At home SSH runs on the standard port 22. My cloud VM runs SSH on port 3267 to avoid hundreds of failed bot login attempts per hour.

This sets up a tunnel from my laptop that listens on my laptop port 8888. It forwards all the traffic to my cloud VM on port 3267. The cloud VM then forwards it to my home-server on port 22

ssh -X -f -C -L 8888:home-server.domain.com:22 -N [email protected] -p 3267

Get an SSH terminal at home from my laptop through the tunnel

ssh -p 8888 user@localhost

Mount my home server on my laptop through the tunnel

sshfs -p 8888 user@localhost:/ /mnt/home-server

I use X2Go for remote full desktop access. It runs everything through SSH so I I do the same localhost port 8888 in my X2Go settings and it works great.

With terminal, filesystem, and graphical desktop access I’ve realized that I don’t actually need a full VPN so I turned it off.

Logs… the big redhat virus years ago would break in, hit my logs and then die because my system wasn’t redhat and didn’t provide what it expected. At the height of the thing they just scrolled and I kept having to save my disk from overfilling.

I love tailscale because it allows easy connection between my mobile devices.

Security? I’d trust SSH slightly more due to age/testing.

If you run ssh open to the internet, change the port from the standard 22 to some mostly unused five digit port. Left on port 22 you will see a multitude of hacking attempts each and every day. On some weird port there will be basically none.
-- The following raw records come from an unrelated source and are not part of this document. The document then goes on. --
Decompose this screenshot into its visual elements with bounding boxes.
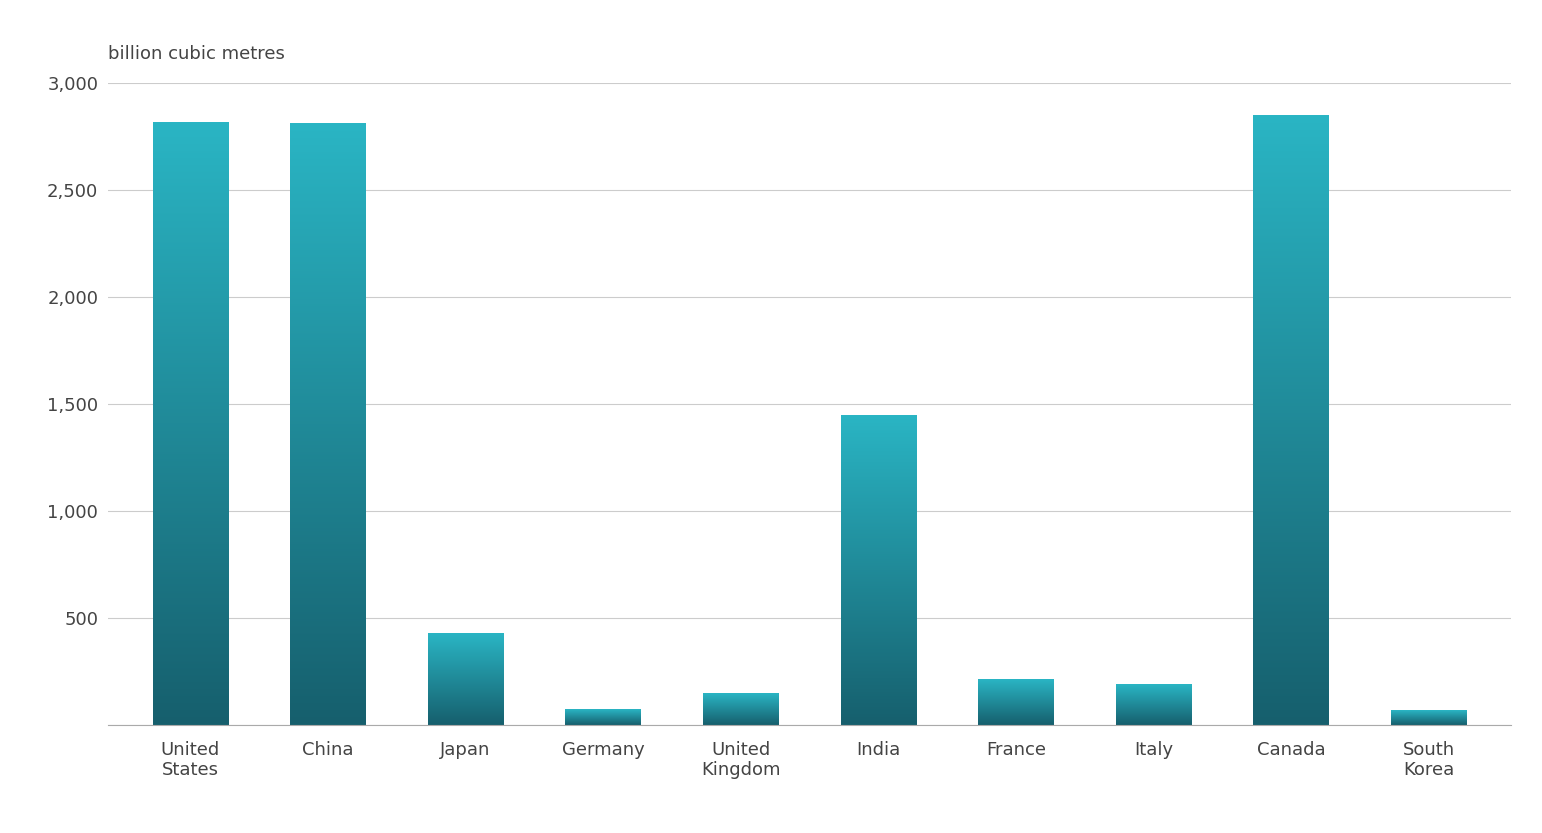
Text: billion cubic metres: billion cubic metres (108, 45, 285, 62)
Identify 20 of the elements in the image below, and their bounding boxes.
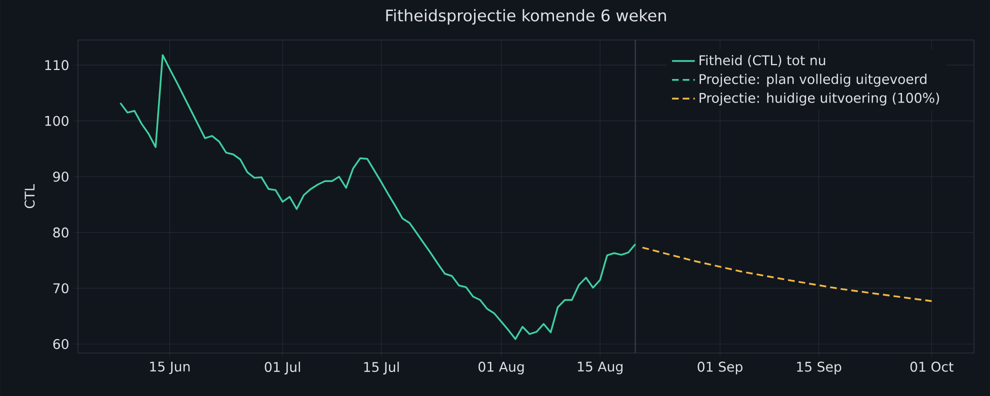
x-tick-label: 15 Jul [364,362,399,375]
x-tick-label: 15 Sep [797,362,842,374]
chart-title: Fitheidsprojectie komende 6 weken [386,9,666,25]
y-tick-label: 100 [45,116,68,126]
y-tick-label: 60 [53,339,68,350]
x-tick-label: 15 Aug [578,362,622,374]
x-tick-label: 01 Oct [910,362,954,372]
x-tick-label: 01 Aug [478,362,524,374]
y-axis-title: CTL [24,184,35,208]
y-tick-label: 110 [45,60,68,70]
legend-label: Projectie: huidige uitvoering (100%) [700,92,940,106]
y-tick-label: 80 [53,227,68,238]
y-tick-label: 90 [53,172,68,182]
y-tick-label: 70 [53,283,68,294]
x-tick-label: 15 Jun [150,362,190,374]
x-tick-label: 01 Sep [698,362,742,374]
line-series [642,246,933,302]
legend-label: Projectie: plan volledig uitgevoerd [700,74,926,87]
x-tick-label: 01 Jul [264,362,300,375]
legend-label: Fitheid (CTL) tot nu [700,54,826,67]
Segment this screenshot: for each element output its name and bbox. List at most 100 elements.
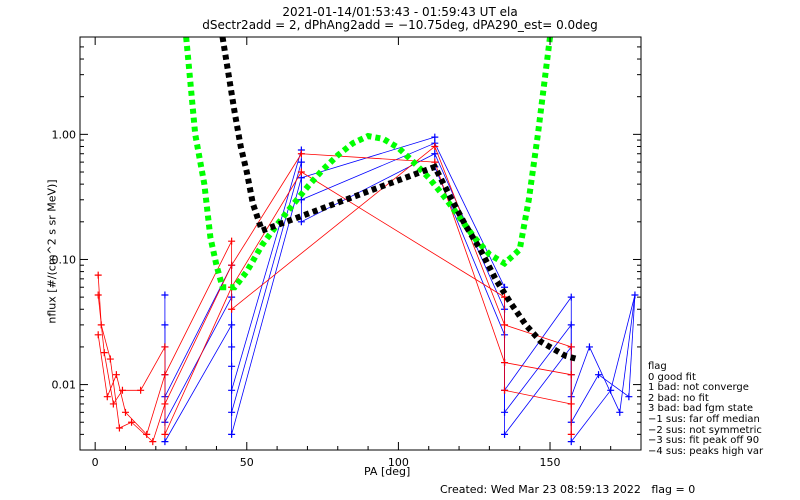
data-point — [567, 430, 575, 438]
legend-entry: 0 good fit — [648, 371, 696, 383]
series-segment — [103, 352, 114, 405]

Opening port 22 isn’t that risky unless you’re a high value target that can’t sustain a potential unhatched vulnerability for a couple hours. 22 open will be very noisy as bots try their credential lists on you though. You can use fail2ban or similar to block some, but there will always be more.

Just easier to switch to a different port either on the server or on the port forwarding translation.

Lots of Redditors just honestly feel more comfortable opening up VPN than SSH. Gotta have that warm fuzzy secure feeling holed up in mom’s basement.